Trotz der rückläufigen Umsatzentwicklung bei einem allerdings niedrigen spekulativen Fertigstellungsvolumen zeigt sich die Leerstandsquote gegenüber dem Vorquartal nahezu unverändert bei 11,3 % (Q4 2011: 11,2 %), im Jahresvergleich schlagen minus 1,3 % Punkte zu Buche. Nicht anders zu erwarten war die stabile Entwicklung bei den Mieten. Die Spitzenmiete liegt seit Ende 2011 bei 24,00 Euro/m²/Monat, allerdings ist mit einem Anstieg im Laufe des Jahres auf  25,00 Euro/m²/Monat zu rechnen. „Der Markt ist sicherlich suboptimal gestartet, bereitet sich aber auf  hochpreisige und Trophy-Abschlüsse im zweiten Quartal vor“, so Marcel Abel, Niederlassungsleiter Jones Lang LaSalle Düsseldorf und zuständig für Bürovermietung.
 
Auch der Investmentmarkt hat im ersten Quartal von seiner Dynamik eingebüßt. Für insgesamt  rund 100 Mio. Euro haben die Marktakteure Einzelobjekte ge- und verkauft. Darüber hinaus wurden Düsseldorfer Immobilien auch im Rahmen von überregionalen Portfoliotransaktionen veräußert (die allerdings bei Jones Lang LaSalle nicht im genannten Volumen enthalten sind). Das Volumen des Vergleichszeitraums im Vorjahr, geprägt durch den Verkauf des Rheinpark Center mit allein über 200 Mio. Euro, wurde bei weitem nicht erreicht (- 67%). Ein schwächeres erstes Quartal gab es zuletzt 2009 (damals 45 Mio. Euro).
 
Neben der im ersten Quartal 2012 größten Transaktion, dem Verkauf des Glashütten-Areals an die Patrizia Immobilien AG für einen mittleren zweistelligen Millionenbetrag, wechselten einige kleinere Wohn- und Geschäftshäuser den Eigentümer.
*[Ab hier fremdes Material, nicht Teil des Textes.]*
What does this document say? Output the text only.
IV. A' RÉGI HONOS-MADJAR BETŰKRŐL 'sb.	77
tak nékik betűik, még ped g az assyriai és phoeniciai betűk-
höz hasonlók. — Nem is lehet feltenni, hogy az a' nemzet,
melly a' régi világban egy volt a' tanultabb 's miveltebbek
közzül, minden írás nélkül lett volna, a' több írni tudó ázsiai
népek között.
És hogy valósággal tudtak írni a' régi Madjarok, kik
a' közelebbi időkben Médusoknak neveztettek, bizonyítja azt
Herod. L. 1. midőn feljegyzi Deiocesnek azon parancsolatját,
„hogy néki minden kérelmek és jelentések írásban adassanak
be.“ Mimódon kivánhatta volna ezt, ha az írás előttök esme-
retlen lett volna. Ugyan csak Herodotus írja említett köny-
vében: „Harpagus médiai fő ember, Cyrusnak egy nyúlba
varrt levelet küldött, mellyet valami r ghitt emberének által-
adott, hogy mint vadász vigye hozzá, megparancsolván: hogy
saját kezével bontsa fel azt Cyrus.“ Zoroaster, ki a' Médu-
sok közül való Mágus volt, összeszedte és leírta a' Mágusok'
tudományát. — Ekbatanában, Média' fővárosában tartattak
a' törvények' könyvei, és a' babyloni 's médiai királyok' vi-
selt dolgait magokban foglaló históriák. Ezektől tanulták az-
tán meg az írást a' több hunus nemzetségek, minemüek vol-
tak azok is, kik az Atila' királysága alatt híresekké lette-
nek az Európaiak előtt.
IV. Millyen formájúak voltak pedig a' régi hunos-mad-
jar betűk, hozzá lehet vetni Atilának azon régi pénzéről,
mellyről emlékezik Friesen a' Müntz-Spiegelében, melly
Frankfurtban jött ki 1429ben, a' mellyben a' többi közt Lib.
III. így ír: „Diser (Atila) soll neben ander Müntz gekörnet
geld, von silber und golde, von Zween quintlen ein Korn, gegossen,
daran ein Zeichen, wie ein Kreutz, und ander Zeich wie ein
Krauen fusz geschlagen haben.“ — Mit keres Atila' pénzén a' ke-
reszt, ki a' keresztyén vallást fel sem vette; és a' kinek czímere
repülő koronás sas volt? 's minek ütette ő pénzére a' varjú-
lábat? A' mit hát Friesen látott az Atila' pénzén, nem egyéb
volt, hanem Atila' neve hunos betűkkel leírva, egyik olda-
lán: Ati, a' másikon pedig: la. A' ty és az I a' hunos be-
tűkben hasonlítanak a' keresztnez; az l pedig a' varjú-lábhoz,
Der Anteil der gehandelten Büroimmobilien war mit 16 % des Volumens sehr niedrig und im Vergleich zu den anderen Immobilienhochburgen unterdurchschnittlich. „Die Anleger befinden sich in der Orientierungsphase. Die wird erschwert dadurch, dass das Angebot an Core-Immobilien immer knapper wird, genau hier aber der Fokus der Investoren liegt“, so Achim Birken, Leiter Büroinvestment Jones Lang LaSalle Düsseldorf.
 
Die Spitzenrenditen blieben in Düsseldorf im 1. Quartal stabil. Für Büroimmobilien bewegten sie sich bei 4,95 % und für innerstädtische Geschäftshäuser bei 4,10 %.